What is Graves’ Disease?
Graves’ disease is the disorder most commonly related to hyperthyroidism – an overproduction of thyroid hormones- and is the result of an uncontrolled autoimmune response that attacks the thyroid. Graves’ disease usually affects young women and might cause severe consequences in your body metabolism.
Graves’ Disease Signs and Symptoms
Since the clinical expression of Grave’s disease is hyperthyroidism, you might present the typical symptoms related to this condition, including:
- Unintentional and unexplained weight loss
- Increased heart rate
- Anxiety and irritability
- Fine tremor in the hands
- Irregular menstrual cycles
- Easily sweating
- Muscle fatigue
- An enlarged thyroid (Goiter)
- Exophthalmos, a specific eyes condition -also known as “Grave’s Ophthalmopathy”- in which the eyes protrude outside the orbits, giving you a “surprised” look
- Thickness and redness of the feet and legs, a particular condition known as “Graves’ dermopathy”
Graves’ Disease Causes
The main cause of Graves’ disease remains unknown. However, experts have established that after some stimulus -that are not yet well understood- the immune system creates specific antibodies to some of the thyroid cells, which abnormally stimulates them and increase the production of thyroid hormones and its overexpression in the bloodstream (hyperthyroidism).
There are some risk factors related to Graves’ disease:
- Female gender
- Age under 40
- Graves’ disease family history
- Another autoimmune disorder personal history
Graves’ Disease Diagnosis
The diagnosis of Graves’ disease is based on your symptoms and some other tests that will confirm the clinical suspicion. Those include:
- Blood test. Your blood levels of TSH (thyroid-stimulating hormone), which is the hormone produced in your brain that stimulated the thyroid, and thyroid hormones (triiodothyronine or T3 and thyroxine or T4), will be determined. If your levels of TSH are unusually low and T4 or T3 levels are too high, you might have Graves’ disease.
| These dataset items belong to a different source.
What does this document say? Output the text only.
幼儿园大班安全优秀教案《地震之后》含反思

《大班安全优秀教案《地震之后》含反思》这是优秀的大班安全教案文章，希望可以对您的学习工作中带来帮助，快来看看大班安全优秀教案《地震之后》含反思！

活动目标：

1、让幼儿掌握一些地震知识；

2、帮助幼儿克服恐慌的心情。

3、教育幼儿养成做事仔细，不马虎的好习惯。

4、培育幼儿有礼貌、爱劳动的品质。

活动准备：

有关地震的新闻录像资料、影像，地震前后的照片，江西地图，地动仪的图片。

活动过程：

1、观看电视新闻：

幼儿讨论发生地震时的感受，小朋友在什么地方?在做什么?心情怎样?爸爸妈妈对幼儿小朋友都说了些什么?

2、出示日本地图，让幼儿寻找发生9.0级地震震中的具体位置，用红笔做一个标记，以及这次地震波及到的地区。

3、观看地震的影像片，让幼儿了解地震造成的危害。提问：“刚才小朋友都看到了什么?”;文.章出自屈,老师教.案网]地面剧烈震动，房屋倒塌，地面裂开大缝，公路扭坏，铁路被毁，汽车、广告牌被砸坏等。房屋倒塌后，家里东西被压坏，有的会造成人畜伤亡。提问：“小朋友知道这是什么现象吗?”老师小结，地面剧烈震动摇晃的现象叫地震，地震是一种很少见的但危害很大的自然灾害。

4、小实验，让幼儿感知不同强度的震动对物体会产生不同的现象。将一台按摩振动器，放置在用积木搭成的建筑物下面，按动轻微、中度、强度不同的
- Thyroid ultrasound. In order to check the thyroid enlargement.
- Radioiodine uptake test and confirm the thyroid radioactive iodine collection.
Graves’ Disease Treatment
Your endocrinologist who is trained for many years in this particular field has a lost experience of managing such conditions. There are multiple options to treat Graves’ disease and they are centered on inhibiting the excess production of thyroid hormones and its effects on your body. Selecting the right treatment for you depends on your age, medical condition and the severity of your symptoms. Some of the options include:
- Anti-thyroid drugs. These drugs block the excessive thyroid hormone production.
- Beta-blockers. Usually, these drugs are used to treat high blood pressure, but they can also ease the symptoms of hyperthyroidism, like tremor, rapid heart rate, and anxiety.
- Radioactive iodine. This treatment option causes your thyroid gland to shrink, because of its radioactive effects, which gradually decrease the hormone levels.
In case the above treatments are not working or if you can’t tolerate them, your endocrinologist will suggest a thyroidectomy, a procedure that involves the total or partial removal of your thyroid. This will solve hyperthyroidism but will cause the opposite state, hypothyroidism, due to the absences of the thyroid. This is why total thyroidectomy involves a lifelong supplementary treatment with a synthetic thyroid hormone.